While causes aren’t well understood, people with MCSS typically have some loss of function of barrier tissues such as mucous membranes in the nose, he said. That allows chemicals from the environment to more easily penetrate underlying body tissue.

“How you get to that from a gas leak event is still a bit of an open question,” Dietert said.

Before determining whether chemical sensitivity is to blame, it’s important to know more about what residents are being exposed to when they return to their homes, said Janette Hope, a physician in Santa Barbara, Calif., who treats patients for chemical sensitivity and is the past president of the American Academy of Environmental Medicine.

“I would definitely want to make sure that their home and indoor air quality and outdoor environments are clean and safe for them before I would describe it as simply chemical sensitivity to very low levels,” Hope said. “I would need to be confident that they weren’t being exposed to toxic levels, and I don’t know if that has been looked at.”

LA County Health Department officials are seeking an extension of several more weeks to complete their indoor air monitoring.

If the Crawfords’ dogs, who have been at home since their relocation approval ran out a month ago, are any indicator, something still may  not be right. Betty, the family’s 4-year-old boxer, has thrown up five times since returning home. Blade, the 4-year-old Chihuahua, recently started panting excessively, coughing and having trouble breathing.

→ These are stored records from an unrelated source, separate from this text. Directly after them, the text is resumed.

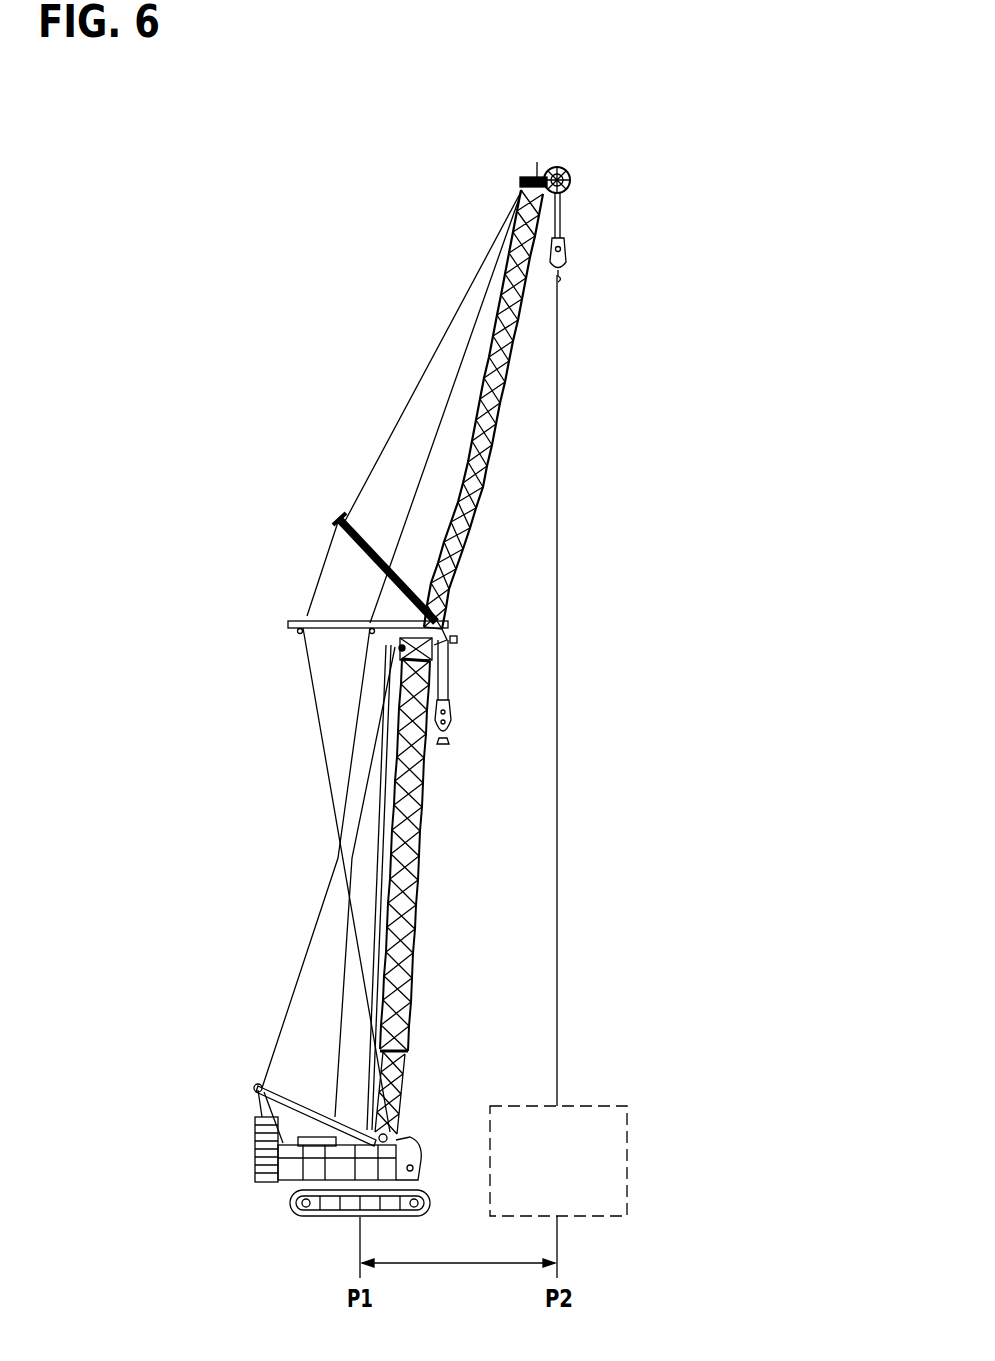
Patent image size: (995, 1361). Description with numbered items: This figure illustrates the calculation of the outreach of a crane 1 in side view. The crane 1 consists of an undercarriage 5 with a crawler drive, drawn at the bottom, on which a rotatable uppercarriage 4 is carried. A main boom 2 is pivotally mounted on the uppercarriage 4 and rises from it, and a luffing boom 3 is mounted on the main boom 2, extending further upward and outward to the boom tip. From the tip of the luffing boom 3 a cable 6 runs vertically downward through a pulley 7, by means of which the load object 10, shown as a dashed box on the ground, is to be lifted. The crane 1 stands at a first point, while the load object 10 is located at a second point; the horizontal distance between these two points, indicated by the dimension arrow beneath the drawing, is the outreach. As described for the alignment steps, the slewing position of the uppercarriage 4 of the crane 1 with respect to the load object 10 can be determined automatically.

The crane 1 is at (328, 789).
The main boom 2 is at (418, 884).
The luffing boom 3 is at (498, 409).
The uppercarriage 4 is at (290, 1168).
The undercarriage 5 is at (290, 1202).
The cable 6 is at (565, 221).
The pulley 7 is at (567, 252).
The load object 10 is at (628, 1159).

The Crawford family, in more carefree times. Credit: Sandy Crawford

As health experts try to determine the cause of the lingering illnesses, residents are unsure what to do. The Crawfords had their home cleaned a third time, took down the curtains, threw out a carpet and replaced a mattress and all of their sheets, all at their own expense. They tried moving back home a third time last Monday.

Although no one got sick again, the family left Wednesday after a radon detector registered an elevated level of the radioactive gas, which can cause cancer after long exposure. There’s little evidence of elevated radon in the neighborhood, and the Crawfords say they don’t know what to make of the reading.

“I don’t really know if we are going to go home and be safe again,” Sandy Crawford said. “It’s the one place that you are supposed to be able to go and feel safe and you don’t.